When you sync your Livescribe Sky WiFi pen to the Internet, magic happens. Each page of your Livescribe scribblings gets transformed into a single Evernote note. The note is Evernote’s basic structure, and your Livescribe note is a special kind of Evernote note. The Evernote note is very similar to an email message that you might send to a friend. Like an email message, each note has a subject (the title), a body (the content), and optional attachments (files such as images, audio clips, Microsoft Office files, and pdfs). In order to discover how best to leverage Evernote’s power with your Livescribe pen, lets look at the the components of the Evernote note.
The Evernote note title is free form, searchable text up to 255 characters long. If you create a note in Evernote, you can give it any title you want.
When your Livescribe notes are synced into Evernote, the titles are created automatically. The title will list the Livescribe notebook page number, style, and sequence number, like this: Page 40 – A5 Grid Notebook 4. Once your note is imported into Evernote, you can change the title if you like. There are a couple of good reason not to:
- If you edit the notebook page in Livescribe and sync later on, the title of the corresponding note in Evernote will revert to the automatic one created in the sync process.
- Sometimes you may want to group several Livescribe pages from a particular meeting together in Evernote and print them to a pdf or paper. Livescribe notes in Evernote are notorious for getting out of sequence when displayed in a list by the default Create Date attribute. If you retain the automatic title, you can sort a notebook by title and each page will be in the proper sequence. Then it’s a snap to select the desired pages and print them.
The Evernote note content is text similar to what you’d find in a Microsoft Word file. You can style the content text by changing the font, adding bullets or numbering, and adding tables. You can also add hyperlinked text to your note allowing you to link to a web page or another note in Evernote. Like the title, the content is completely searchable. The content portion of a Livescribe note differs from a standard Evernote note in that you cannot edit the body of the note except by making changes to the corresponding page in your Livescribe notebook. In fact the body of your Livescribe note is technically a different part of the note structure. It is an attachment.

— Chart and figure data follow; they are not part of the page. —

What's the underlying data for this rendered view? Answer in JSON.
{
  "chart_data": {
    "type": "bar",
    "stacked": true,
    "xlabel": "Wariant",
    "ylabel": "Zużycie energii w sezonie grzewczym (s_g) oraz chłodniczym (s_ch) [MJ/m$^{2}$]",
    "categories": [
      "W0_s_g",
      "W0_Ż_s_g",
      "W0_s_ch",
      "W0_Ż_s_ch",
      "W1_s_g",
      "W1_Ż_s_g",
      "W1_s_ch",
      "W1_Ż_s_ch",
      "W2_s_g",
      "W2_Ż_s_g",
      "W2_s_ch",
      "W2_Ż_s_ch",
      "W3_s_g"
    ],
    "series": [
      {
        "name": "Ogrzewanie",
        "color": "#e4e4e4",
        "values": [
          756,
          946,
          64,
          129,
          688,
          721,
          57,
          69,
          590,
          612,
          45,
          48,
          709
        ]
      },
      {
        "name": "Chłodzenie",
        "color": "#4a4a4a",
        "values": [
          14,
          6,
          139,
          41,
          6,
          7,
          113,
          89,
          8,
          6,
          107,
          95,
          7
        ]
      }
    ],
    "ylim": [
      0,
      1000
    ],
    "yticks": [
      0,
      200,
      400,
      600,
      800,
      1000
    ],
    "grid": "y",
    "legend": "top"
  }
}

Each note can have attachments embedded in the content. These are stand-alone files such as Microsoft Office files, pdfs, images, and audio clips. If you create a note in Evernote, you can add whatever files you want into the note. Some of the files, like images and pdfs, will display inline. Others will show as an icon that needs to be launched in order to view. In the case of a Livescribe note, a graphical image of your Livescribe page is embedded in the content section. If you recorded audio on the Livescribe page, the text of the page will be green. When you click green audio text in Evernote, a Livescribe player webpage opens and you will be able to play the audio and follow along in the handwritten notes. As mentioned earlier, the only way to edit the Livescribe note content is with your original paper notebook using your Livescribe pen. One comment on the audio pages – they will not work if you are not connected to the Internet.
Tags are searchable keywords attached to the note. You can think of Evernote tags like those little, colored Post-it flags that bristled from the pages of your textbooks and notebooks in school. Only these taqs are much cooler. Each note can have from 0 to 250 tags, and that’s what gives Evernote it’s awesome organizational power. Livescribe notes can be tagged just like any other Evernote note. This is one of the ways that Evernote enhances the Livescribe experience. Throw three or four tags on a Livescribe note and now it’s not just a copy of a page from your Livescribe notebook, it’s part of your data: you can link to it, share it, and find it when searching or filtering.
Each note has standard attributes: Created Date, Updated Date, Read Only, Origin, etc. These attributes are very helpful in filtering and searching. In Evernote, the default display for notes is by notebook in descending order by Updated Date. You can change your default display by choosing which attribute will be the sort key and setting the direction of the sort (ascending or descending).
Each note can have a reminder attached to it. A reminder is a little widget that you use to have Evernote notify you about the note sometime in the future. You attach the reminder, set the notification date and Evernote will send you an email the day a reminder comes due.
The Evernote notebook is technically not part of a note, but each note has one. Notes exist only in notebooks. In contrast to my desk at work, Evernote doesn’t have notes lying around loose. A note belongs to one and only one notebook. Your Livescribe notes will be together in a notebook which corresponds to the paper notebook used to create the note. When the first notes from a new notebook are synced to Evernote, the program will create a separate notebook with the same formal name as the paper version. You can change your notebook’s name in Evernote and the notes will still find their way home. Unfortunately, changing the notebook name does not change the way your Livescribe notes are imported. Your Livescribe notes will still have titles based on the original notebook name as described in the Titles section above.
As mentioned in the section entitled Why Evernote, Livescribe’s functionality is definitely enhanced now that the notes are housed in Evernote. The notes can be tagged so they are searchable and you can add reminders for action items. What’s more your Livescribe notes are in good company with the rest of your information. This is really powerful. You can link to selected Livescribe notes from within other notes in other notebooks. These features make it possible to live the Evernote motto: Remember Everything.